1. La escucha y la proclamación de la Palabra de Dios a través de
las Sagradas Escrituras
En cada celebración de la Divina Liturgia de san Juan Crisóstomo, el
celebrante que preside la Eucaristía reza “que podamos ser hechos
dignos para escuchar al Espíritu Santo”, pues “oír, ver y tocar la
Palabra de vida” (1 Jn 1, 1) no son ante todo nuestro título o
derecho de nacimiento como seres humanos, más bien, son nuestros
privilegio y don como hijos del Dios viviente. La Iglesia cristiana
es, por encima de todo, una Iglesia bíblica. Aunque los métodos de
interpretación puedan haber variado de un Padre de la Iglesia a otro,
de “escuela” a “escuela” y de Oriente a Occidente; la Escritura ha
sido recibida siempre como realidad viviente y no como un libro
muerto.
Por lo tanto, en el contexto de la fe viviente la Escritura es el
testimonio vivo de la historia vivida respecto a la relación del
Dios viviente con un pueblo viviente. La Palabra “que habló a través
de los profetas“ (Credo Niceno-Constantinopolitano), habló para ser
escuchada y tener efecto. Es primordialmente una comunicación oral y
directa diseñada para beneficio de los seres humanos. El texto
escriturístico es, por lo tanto, derivado y secundario; sirve
siempre a la palabra hablada. No se transmite mecánicamente, sino
que se comunica de generación en generación como una palabra viva. A
través del profeta Isaías, el Señor promete: “Como descienden la
lluvia y la nieve de los cielos y no vuelven allá, sino que empapan
la tierra... Así será mi palabra, la que salga de mi boca [...] y
haya cumplido aquello a que la envié” (55, 10-11).

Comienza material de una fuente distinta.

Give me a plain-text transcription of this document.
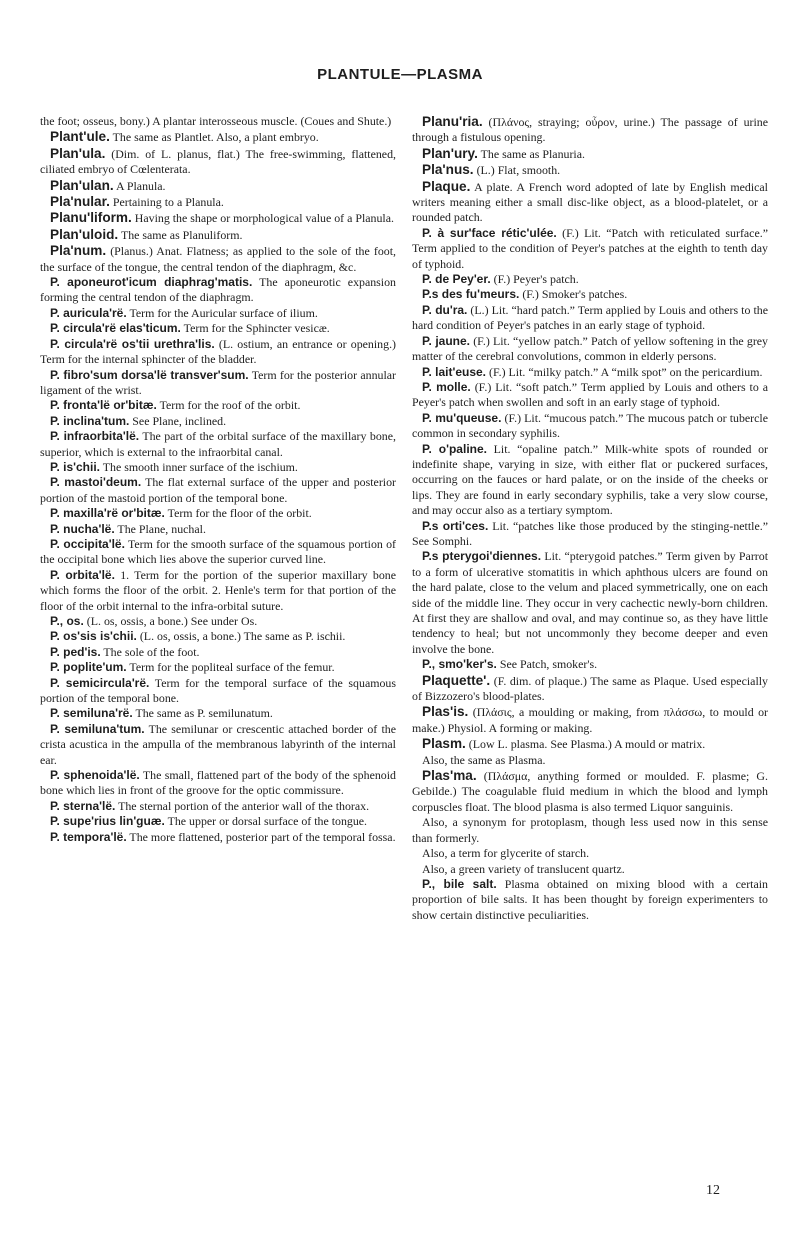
PLANTULE—PLASMA

the foot; osseus, bony.) A plantar interosseous muscle. (Coues and Shute.)

Plant'ule. The same as Plantlet. Also, a plant embryo.

Plan'ula. (Dim. of L. planus, flat.) The free-swimming, flattened, ciliated embryo of Cœlenterata.

Plan'ulan. A Planula.

Pla'nular. Pertaining to a Planula.

Planu'liform. Having the shape or morphological value of a Planula.

Plan'uloid. The same as Planuliform.

Pla'num. (Planus.) Anat. Flatness; as applied to the sole of the foot, the surface of the tongue, the central tendon of the diaphragm, &c.

P. aponeurot'icum diaphrag'matis. The aponeurotic expansion forming the central tendon of the diaphragm.

P. auricula'rë. Term for the Auricular surface of ilium.

P. circula'rë elas'ticum. Term for the Sphincter vesicæ.

P. circula'rë os'tii urethra'lis. (L. ostium, an entrance or opening.) Term for the internal sphincter of the bladder.

P. fibro'sum dorsa'lë transver'sum. Term for the posterior annular ligament of the wrist.

P. fronta'lë or'bitæ. Term for the roof of the orbit.

P. inclina'tum. See Plane, inclined.

P. infraorbita'lë. The part of the orbital surface of the maxillary bone, superior, which is external to the infraorbital canal.

P. is'chii. The smooth inner surface of the ischium.

P. mastoi'deum. The flat external surface of the upper and posterior portion of the mastoid portion of the temporal bone.

P. maxilla'rë or'bitæ. Term for the floor of the orbit.

P. nucha'lë. The Plane, nuchal.

P. occipita'lë. Term for the smooth surface of the squamous portion of the occipital bone which lies above the superior curved line.

P. orbita'lë. 1. Term for the portion of the superior maxillary bone which forms the floor of the orbit. 2. Henle's term for that portion of the floor of the orbit internal to the infra-orbital suture.

P., os. (L. os, ossis, a bone.) See under Os.

P. os'sis is'chii. (L. os, ossis, a bone.) The same as P. ischii.

P. ped'is. The sole of the foot.

P. poplite'um. Term for the popliteal surface of the femur.

P. semicircula'rë. Term for the temporal surface of the squamous portion of the temporal bone.

P. semiluna'rë. The same as P. semilunatum.

P. semiluna'tum. The semilunar or crescentic attached border of the crista acustica in the ampulla of the membranous labyrinth of the internal ear.

P. sphenoida'lë. The small, flattened part of the body of the sphenoid bone which lies in front of the groove for the optic commissure.

P. sterna'lë. The sternal portion of the anterior wall of the thorax.

P. supe'rius lin'guæ. The upper or dorsal surface of the tongue.

P. tempora'lë. The more flattened, posterior part of the temporal fossa.

Planu'ria. (Πλάνος, straying; οὖρον, urine.) The passage of urine through a fistulous opening.

Plan'ury. The same as Planuria.

Pla'nus. (L.) Flat, smooth.

Plaque. A plate. A French word adopted of late by English medical writers meaning either a small disc-like object, as a blood-platelet, or a rounded patch.

P. à sur'face rétic'ulée. (F.) Lit. “Patch with reticulated surface.” Term applied to the condition of Peyer's patches at the eighth to tenth day of typhoid.

P. de Pey'er. (F.) Peyer's patch.

P.s des fu'meurs. (F.) Smoker's patches.

P. du'ra. (L.) Lit. “hard patch.” Term applied by Louis and others to the hard condition of Peyer's patches in an early stage of typhoid.

P. jaune. (F.) Lit. “yellow patch.” Patch of yellow softening in the grey matter of the cerebral convolutions, common in elderly persons.

P. lait'euse. (F.) Lit. “milky patch.” A “milk spot” on the pericardium.

P. molle. (F.) Lit. “soft patch.” Term applied by Louis and others to a Peyer's patch when swollen and soft in an early stage of typhoid.

P. mu'queuse. (F.) Lit. “mucous patch.” The mucous patch or tubercle common in secondary syphilis.

P. o'paline. Lit. “opaline patch.” Milk-white spots of rounded or indefinite shape, varying in size, with either flat or puckered surfaces, occurring on the fauces or hard palate, or on the inside of the cheeks or lips. They are found in early secondary syphilis, take a very slow course, and may occur also as a tertiary symptom.

P.s orti'ces. Lit. “patches like those produced by the stinging-nettle.” See Somphi.

P.s pterygoi'diennes. Lit. “pterygoid patches.” Term given by Parrot to a form of ulcerative stomatitis in which aphthous ulcers are found on the hard palate, close to the velum and placed symmetrically, one on each side of the middle line. They occur in very cachectic newly-born children. At first they are shallow and oval, and may continue so, as they have little tendency to heal; but not uncommonly they become deeper and even involve the bone.

P., smo'ker's. See Patch, smoker's.

Plaquette'. (F. dim. of plaque.) The same as Plaque. Used especially of Bizzozero's blood-plates.

Plas'is. (Πλάσις, a moulding or making, from πλάσσω, to mould or make.) Physiol. A forming or making.

Plasm. (Low L. plasma. See Plasma.) A mould or matrix.

Also, the same as Plasma.

Plas'ma. (Πλάσμα, anything formed or moulded. F. plasme; G. Gebilde.) The coagulable fluid medium in which the blood and lymph corpuscles float. The blood plasma is also termed Liquor sanguinis.

Also, a synonym for protoplasm, though less used now in this sense than formerly.

Also, a term for glycerite of starch.

Also, a green variety of translucent quartz.

P., bile salt. Plasma obtained on mixing blood with a certain proportion of bile salts. It has been thought by foreign experimenters to show certain distinctive peculiarities.

12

Además, como explica san Juan Crisóstomo, la Palabra divina
demuestra profunda consideración (sunkatábasis) para la diversidad
personal y para los contextos culturales de quienes escuchan y
acogen. La adaptación de la Palabra divina a la específica
disposición personal y al contexto cultural particular define la
dimensión misionera de la Iglesia, que es llamada a transformar el
mundo a través de la Palabra. Tanto en el silencio como en la
declaración, tanto en la oración como en la acción, la Palabra
divina se dirige al mundo entero, “predicando a todas las naciones”
(Mt 28, 19) sin privilegio ni prejuicio de raza, cultura, género y
clase. Cuando llevamos a cabo ese mandato divino, estamos
convencidos de lo que Él dijo: “Yo estaré siempre con vosotros” (Mt
28, 20). Estamos llamados a proclamar la Palabra divina en todas las
lenguas: “Me he hecho todo para todos, para ganar por lo menos a
algunos, a cualquier precio” (1 Cor 9, 22).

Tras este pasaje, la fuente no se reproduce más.